When word of his musical prowess spread, as it was bound to do in such a setting, he was given the regular use of a too-small, half-sized violin, on which he was able to practice for the occasional private violin lesson. He also found himself relieved of his work duties and, to the ire of his jealous brother, assigned to the exclusive group of Notenschreiber who reproduced by hand the rare, precious scores that arrived at Terezín, or were composed there amidst the chaos and horror. Every so often, Lajos would change a note or two, such as those at the very center of the violin part of Gideon Klein’s
Trio,
and await with great joy his surreptitious contribution to the public performances. Many of those scores were lost, and little by little Harkályi had, in the intervening years, attempted to resurrect them in his own compositions.

12.

His mother sat alone, a porcelain cup of weak tea held on a saucer in her lap. The room was strangely bright, bleached by a sun that had drawn inexplicably closer. He approached her, as if dreaming, finally asleep, and as she stood, her smile grew bountiful enough to rid Lajos of all that plagued him. The porcelain made no sound as she returned it to the table.

“You made it,” she said.

“Yes. Yes—I have made it.”

“Let me look at you.”

She took his shoulders in her hands and could tell how thin he had grown, that the meat had atrophied and shriveled from his bones. But her arms around him—this was why he had come. The tears swelled in his eyes. “I am so happy. So happy to see you.” He held onto her so that she could absorb all of his suffering and sleeplessness, as if her youthfulness and beauty would make it dissipate like smoke.

“You are so thin,” Magda said, “but you look healthy.”

Neatly attired strangers murmured around her in countless languages about the current state of Europe, about these awful, dreadful times, about what new travesties today would bring. They stirred cubes of refined sugar into their teacups and stabbed tiny forks at their plates. A young girl, not yet a teenager, wound her way through the labyrinth of tables, collecting soiled dishes.

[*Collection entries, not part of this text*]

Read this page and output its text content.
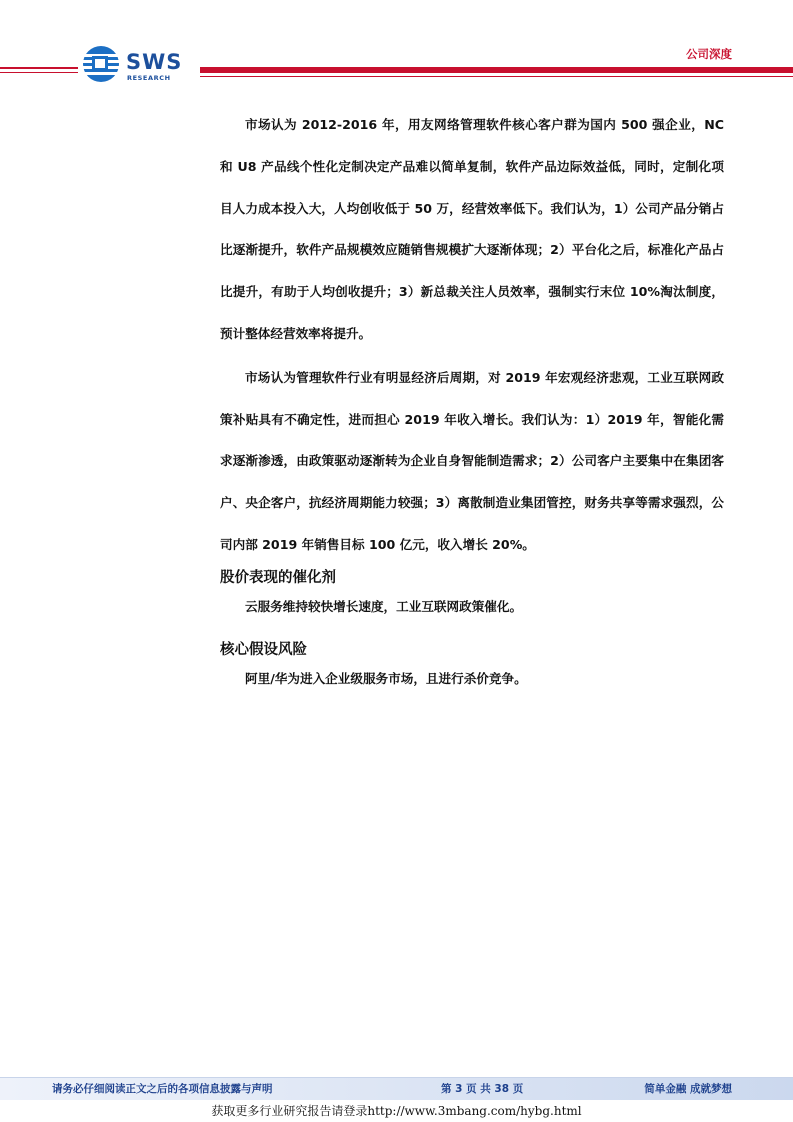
SWS
RESEARCH
公司深度

市场认为 2012-2016 年，用友网络管理软件核心客户群为国内 500 强企业，NC 和 U8 产品线个性化定制决定产品难以简单复制，软件产品边际效益低，同时，定制化项目人力成本投入大，人均创收低于 50 万，经营效率低下。我们认为，1）公司产品分销占比逐渐提升，软件产品规模效应随销售规模扩大逐渐体现；2）平台化之后，标准化产品占比提升，有助于人均创收提升；3）新总裁关注人员效率，强制实行末位 10%淘汰制度，预计整体经营效率将提升。

市场认为管理软件行业有明显经济后周期，对 2019 年宏观经济悲观，工业互联网政策补贴具有不确定性，进而担心 2019 年收入增长。我们认为：1）2019 年，智能化需求逐渐渗透，由政策驱动逐渐转为企业自身智能制造需求；2）公司客户主要集中在集团客户、央企客户，抗经济周期能力较强；3）离散制造业集团管控，财务共享等需求强烈，公司内部 2019 年销售目标 100 亿元，收入增长 20%。

股价表现的催化剂

云服务维持较快增长速度，工业互联网政策催化。

核心假设风险

阿里/华为进入企业级服务市场，且进行杀价竞争。

请务必仔细阅读正文之后的各项信息披露与声明	第 3 页 共 38 页	简单金融 成就梦想
获取更多行业研究报告请登录http://www.3mbang.com/hybg.html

“It’s unbelievable. Have I told you that you look exactly like your grandmother?”

“Only every time I see you.” “She was—”

“—the most beautiful woman in Budapest.”

“Are you mocking me, Magda?”

“Only a little, bácsi.” She was his same height, if not slightly taller, and she kissed him on both cheeks. “How is your room?”

“Fine, fine. Very comfortable.”

“Két cappuccino,” she told a passing and disinterested waitress, and they sat. “The coffee here’s great, ten times better than what we get down at the base. Are you hungry?”

“No, I had room service deliver some things. You should eat, however. Oh, and I’m terribly sorry. I bought you some hóvirág but, foolishly, I left them on the metro.”

The resemblance was impossible to fathom. She was the same age, or very close to the same age, that his mother was when he and Tibor saw her for the last time. Even her voice carried a distinct and soothing similarity.

The cukrászda doubled in the morning as a dining room for guests of the hotel, and the characteristic odors of baking sugar and of stale coffee lingered in the atmosphere. The pastry chefs arrived with regularity behind the counter to load the glass display cases with decorative cakes and tortes and every manner of creamy, rich dessert. The array of treats fascinated and repelled him; that people would consume such junk was an outrage, but that such an ocean of options existed, and in Budapest, was cause for celebration.